After reading all of this, I really want a thermal store
The first thing I notice is that several of the first responses must be from stereotypical plumbers - with the mantra "rip it out and fit a combi". Any plumber that says that to me has ended the conversation and better find the door before my boot finds his backside
I'm not surprised by the " there is a large estate up the road form here that had themal stores installed from new , they are gradually being taken out" comment - many plumbers don't understand a piece of pipe, and given that so many of them appear to be both lazy and ignorant of simple plumbing concepts, they fall back on the "rip it out and fit a combi" mantra, and the customer who foolishly thought the plumber might know what they are talking about goes along with it.
If you are insulted by that, then you are probably in the camp I describe. If you aren't then I suspect you have a similarly low opinion of the majority that give good plumbers a bad name. I speak as I find - I refuse to apologise to bad plumbers for the above, and don't think I have anything to apologise for in respect of competent plumbers.
Combi boilers have their place - mostly to get round an incompetent developer who could't find 2 sq foot of space for a cylinder. Other than that they have no redeeming features. First problem is that to get even a half decent DHW flow rate you need a MASSIVELY oversized boiler - in my case a 30kW boiler (min 10kW I think) for a single bed flat with a heating load of one or two kW and it still can't manage a good flow rate. Then of course, the dirty secret about condensing boilers is that due to the requirement for a minimum flow rate, you end up with a bypass valve somewhere so realistically in most installations they won't be condensing much, if at all, when running the heating - the return from the rads may be cool, but it isn't when mixed with the bypass hot flow.
And the biggest thing of all -
when they break down, you have no heating AND no hot water for as long as it takes someone to fix it (just hope the factory still have spares when it's 10 years old).
And that's supposed to be good ?
A thermal store allows you to run the boiler at it's optimum. As already pointed out, you should have no trouble getting it to condense most of the time. It doesn't have to short-cycle all the time you have the heating on as the store acts as a very effective buffer. If you go for a coil type then you can have (for a while) DHW without any electricity at all - useful if you are in an area prone to power cuts.
And for me, the other factor was the ability to have backup for both DHW and heating from an immersion heater.
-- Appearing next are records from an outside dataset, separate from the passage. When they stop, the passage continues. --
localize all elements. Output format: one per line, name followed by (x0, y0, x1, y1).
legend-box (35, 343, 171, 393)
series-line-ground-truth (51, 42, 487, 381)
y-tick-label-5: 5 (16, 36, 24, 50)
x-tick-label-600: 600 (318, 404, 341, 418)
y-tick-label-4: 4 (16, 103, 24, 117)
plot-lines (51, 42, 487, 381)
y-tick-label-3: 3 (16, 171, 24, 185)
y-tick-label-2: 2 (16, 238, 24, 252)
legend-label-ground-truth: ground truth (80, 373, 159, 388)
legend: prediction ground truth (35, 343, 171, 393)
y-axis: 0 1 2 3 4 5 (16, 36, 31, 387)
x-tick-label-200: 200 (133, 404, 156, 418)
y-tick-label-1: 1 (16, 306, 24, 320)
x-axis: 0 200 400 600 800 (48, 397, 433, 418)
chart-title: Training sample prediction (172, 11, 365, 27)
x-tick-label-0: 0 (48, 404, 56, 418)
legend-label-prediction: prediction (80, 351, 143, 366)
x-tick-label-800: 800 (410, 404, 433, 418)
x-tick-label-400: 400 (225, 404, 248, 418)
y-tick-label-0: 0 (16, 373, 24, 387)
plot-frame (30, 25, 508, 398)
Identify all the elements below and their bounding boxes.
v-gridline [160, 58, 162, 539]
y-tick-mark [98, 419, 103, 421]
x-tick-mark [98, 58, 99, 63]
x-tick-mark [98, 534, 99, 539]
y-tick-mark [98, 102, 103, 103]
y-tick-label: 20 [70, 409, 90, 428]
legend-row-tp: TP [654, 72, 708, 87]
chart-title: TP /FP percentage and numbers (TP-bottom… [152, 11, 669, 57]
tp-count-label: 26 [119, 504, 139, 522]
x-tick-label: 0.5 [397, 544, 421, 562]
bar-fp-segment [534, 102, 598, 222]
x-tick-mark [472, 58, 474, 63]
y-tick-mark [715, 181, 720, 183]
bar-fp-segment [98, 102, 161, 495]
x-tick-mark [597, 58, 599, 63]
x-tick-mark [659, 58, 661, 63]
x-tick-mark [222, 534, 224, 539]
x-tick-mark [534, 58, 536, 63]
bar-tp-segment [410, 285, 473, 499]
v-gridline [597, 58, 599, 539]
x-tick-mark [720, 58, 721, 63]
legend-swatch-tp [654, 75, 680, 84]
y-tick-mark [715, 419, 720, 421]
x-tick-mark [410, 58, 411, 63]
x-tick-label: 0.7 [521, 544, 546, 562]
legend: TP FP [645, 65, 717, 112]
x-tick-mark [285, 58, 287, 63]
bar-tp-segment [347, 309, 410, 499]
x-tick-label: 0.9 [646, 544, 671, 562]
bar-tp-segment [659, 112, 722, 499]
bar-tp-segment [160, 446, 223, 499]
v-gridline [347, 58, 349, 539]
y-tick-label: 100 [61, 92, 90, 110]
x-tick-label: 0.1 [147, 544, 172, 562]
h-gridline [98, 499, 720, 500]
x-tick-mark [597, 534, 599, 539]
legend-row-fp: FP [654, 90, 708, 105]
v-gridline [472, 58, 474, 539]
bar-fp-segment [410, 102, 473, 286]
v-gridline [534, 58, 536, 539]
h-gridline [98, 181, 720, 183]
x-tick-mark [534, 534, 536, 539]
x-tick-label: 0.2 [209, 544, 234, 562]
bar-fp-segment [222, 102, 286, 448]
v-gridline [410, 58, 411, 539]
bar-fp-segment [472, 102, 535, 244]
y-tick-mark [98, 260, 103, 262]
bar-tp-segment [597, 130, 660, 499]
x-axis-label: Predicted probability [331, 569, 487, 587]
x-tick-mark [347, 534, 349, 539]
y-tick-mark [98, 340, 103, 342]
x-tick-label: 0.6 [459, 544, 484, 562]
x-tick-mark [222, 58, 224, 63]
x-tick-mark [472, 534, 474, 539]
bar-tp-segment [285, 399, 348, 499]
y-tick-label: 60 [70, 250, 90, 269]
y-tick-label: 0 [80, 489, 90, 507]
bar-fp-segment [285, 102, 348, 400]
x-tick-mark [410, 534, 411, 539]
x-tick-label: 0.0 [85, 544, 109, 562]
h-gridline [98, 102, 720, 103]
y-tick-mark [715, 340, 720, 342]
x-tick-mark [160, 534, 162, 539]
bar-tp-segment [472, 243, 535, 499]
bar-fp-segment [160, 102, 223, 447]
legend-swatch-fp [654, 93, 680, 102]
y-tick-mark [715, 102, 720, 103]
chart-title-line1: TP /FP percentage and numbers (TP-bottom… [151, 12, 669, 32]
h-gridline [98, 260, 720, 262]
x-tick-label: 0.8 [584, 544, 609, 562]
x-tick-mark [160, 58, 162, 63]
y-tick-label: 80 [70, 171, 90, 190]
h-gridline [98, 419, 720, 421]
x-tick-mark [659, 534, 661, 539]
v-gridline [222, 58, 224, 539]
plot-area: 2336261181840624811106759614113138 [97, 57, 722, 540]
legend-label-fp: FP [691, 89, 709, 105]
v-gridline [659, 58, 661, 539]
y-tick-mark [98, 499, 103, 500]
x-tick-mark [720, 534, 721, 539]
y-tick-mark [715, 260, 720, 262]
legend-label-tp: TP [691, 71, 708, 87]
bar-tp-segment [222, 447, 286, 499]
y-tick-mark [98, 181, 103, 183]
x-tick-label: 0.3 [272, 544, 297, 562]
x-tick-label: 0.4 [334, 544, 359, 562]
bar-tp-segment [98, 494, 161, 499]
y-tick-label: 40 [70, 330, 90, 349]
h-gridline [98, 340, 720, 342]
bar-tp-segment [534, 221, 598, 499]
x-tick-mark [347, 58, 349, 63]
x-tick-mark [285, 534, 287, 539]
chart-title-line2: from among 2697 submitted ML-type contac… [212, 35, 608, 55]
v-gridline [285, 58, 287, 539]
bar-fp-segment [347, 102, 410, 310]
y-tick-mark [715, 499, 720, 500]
Yes I've tested it, and yes it works.
Trust me, tenants really don't like it when they are without heating and hot water.
So having looked at a number of options, I chose a Gledhill Torrent for the flat. It's simple, simple plumbing, simple wiring. The boiler now fires up and heats at full whack for a while and then turns off altogether - no short cycling, and it runs with a cooler return temp. The shower now runs at a uniform and stable temperature - while before it was all over the place as the thermostatic valve did it's best to cope with the varying DHW temp from the boiler.
I've fitted a fully modulating pump, and TRV'd the last of the rads - the return temp is now quite low and so the store cools 'bottom up'.
The comments about Gledhill's reliability are noted - I'll see how it goes.
But back to the original question.
From the research I did before fitting the store, it seems that you can get a significantly higher transfer rate from an external heat exchanger - basically you can fit as big a unit as you need/want and easily get an output in excess of 100kW if you need it. The downsides as I see it are :
1) You need a flow sensing switch in the DHW pipe and pump in the primary side - so potentially have a minimum flow rate. That may or may not be an issue, but as someone used to being able to run the taps at a trickle and blend hot/cold as required (scrubbing dirty hands, washing paint rollers, etc) I found the inability to do so in the flat with a combi irritating.
2) If you are trying to keep the store stratified (so as to have a cool inlet temp to the boiler, or take advantage of solar) then the pumped primary of the heat exchanger is a problem. Unless you draw off DHW at the maximum rate the hear exchanger is sized for, then the return water going back into the bottom of the cylinder will be hot - and the slower your draw off rate, the worse the problem. It could be dealt with by modulating the flow rate in the primary circuit (ideally you want to restrict the primary flow rate so that the return to the bottom of the tank is not hugely higher in temp than your cold water supply), but then you are introducing more controls.
With an internal coil, the natural action is that it cools the bottom of the store to a lower temperature since the DHW is heating up as it rises through the store. So you naturally end up with a cool bottom which is great for keeping a boiler in condensing mode.